Das Rechtsberatungsrecht ist seit langem Gegenstand einer leidenschaftlichen Debatte. In der Literatur wurden die erheblichen Restriktionen, die das Rechtsberatungsgesetz nichtanwaltlichen Rechtsberatern auferlegte, entweder scharf angegriffen oder energisch als zum Schutz der Rechtsuchenden notwendig verteidigt. Die Rechtsprechung von Bundesverfassungsgericht und Bundesgerichtshof führte in jüngerer Zeit zu einzelnen Lockerungen, hielt das Verbot jedoch im Kern aufrecht. Seitdem der Gesetzgeber die Maßgaben der Rechtsprechung im Rechtsdienstleistungsgesetz umgesetzt hat, ist es um dieses Thema still geworden.
Zu Recht?
In ihrer Arbeit untersucht Frauke Albrecht eingehend sowohl das alte als auch das neue Recht auf seine Verfassungsmäßigkeit. Der Schwerpunkt liegt dabei auf der Berufsfreiheit, die durch den geltenden Erlaubnisvorbehalt in teils erheblicher Weise eingeschränkt wird. Anhand zweier Fallgruppen wird geprüft, inwieweit die Schutzzwecke, denen das Gesetz dienen soll, tatsächlich gefährdet wären und wie geeignet ein Erlaubnisvorbehalt zum Schutz dieser Rechtsgüter ist. Verschiedene Alternativmaßnahmen werden auf ihre Eignung hin untersucht. Die Prüfung zeigt, dass mildere Mittel die Schutzzwecke des Rechtsberatungsrechts ebenso gut oder sogar besser als der geltende Erlaubnisvorbehalt schützen könnten. Auch ist der Vorbehalt aus verschiedenen Gründen als nicht angemessen anzusehen.

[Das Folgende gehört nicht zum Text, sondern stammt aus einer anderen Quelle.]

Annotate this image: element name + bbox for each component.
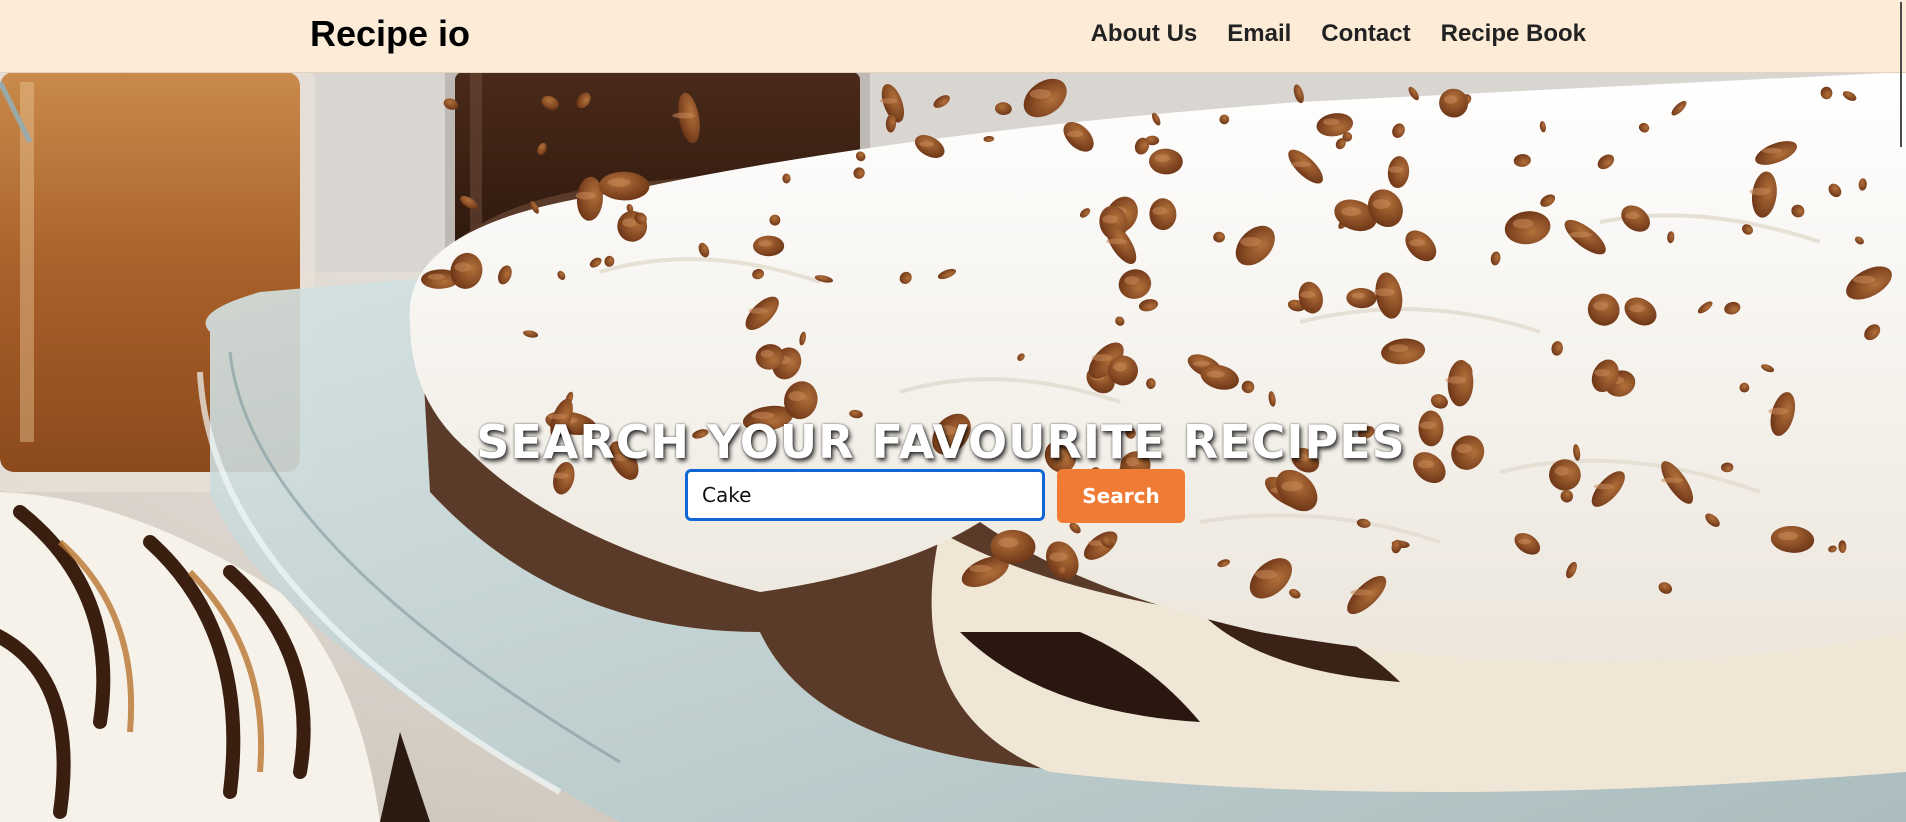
pecan-highlight <box>1594 368 1610 377</box>
pecan-highlight <box>1351 292 1366 299</box>
pecan-highlight <box>1341 207 1361 216</box>
navbar: Recipe io About Us Email Contact Recipe … <box>0 0 1906 73</box>
pecan-highlight <box>553 472 568 479</box>
pecan-highlight <box>1852 275 1876 284</box>
pecan-highlight <box>879 98 899 104</box>
pecan-highlight <box>427 273 446 280</box>
pecan-highlight <box>1444 95 1458 104</box>
pecan-highlight <box>672 112 696 119</box>
hero-title: SEARCH YOUR FAVOURITE RECIPES <box>476 414 1406 469</box>
pecan-highlight <box>1593 301 1608 311</box>
page: Recipe io About Us Email Contact Recipe … <box>0 0 1906 822</box>
search-input[interactable] <box>685 469 1045 521</box>
nav-recipe-book[interactable]: Recipe Book <box>1441 20 1586 48</box>
pecan-highlight <box>1029 89 1052 99</box>
pecan-highlight <box>1206 370 1225 378</box>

Die Autorin zeigt zudem auf, dass das geltende Recht auch gegen den Gleichheitssatz des Art. 3 GG verstößt. Europa- und internationalprivatrechtliche Aspekte runden die Arbeit ab.
Der Gesetzgeber wird somit nachbessern müssen, wenn er den Maßgaben der Verfassung bei der Ausgestaltung des Rechtsberatungsrechts genügen will.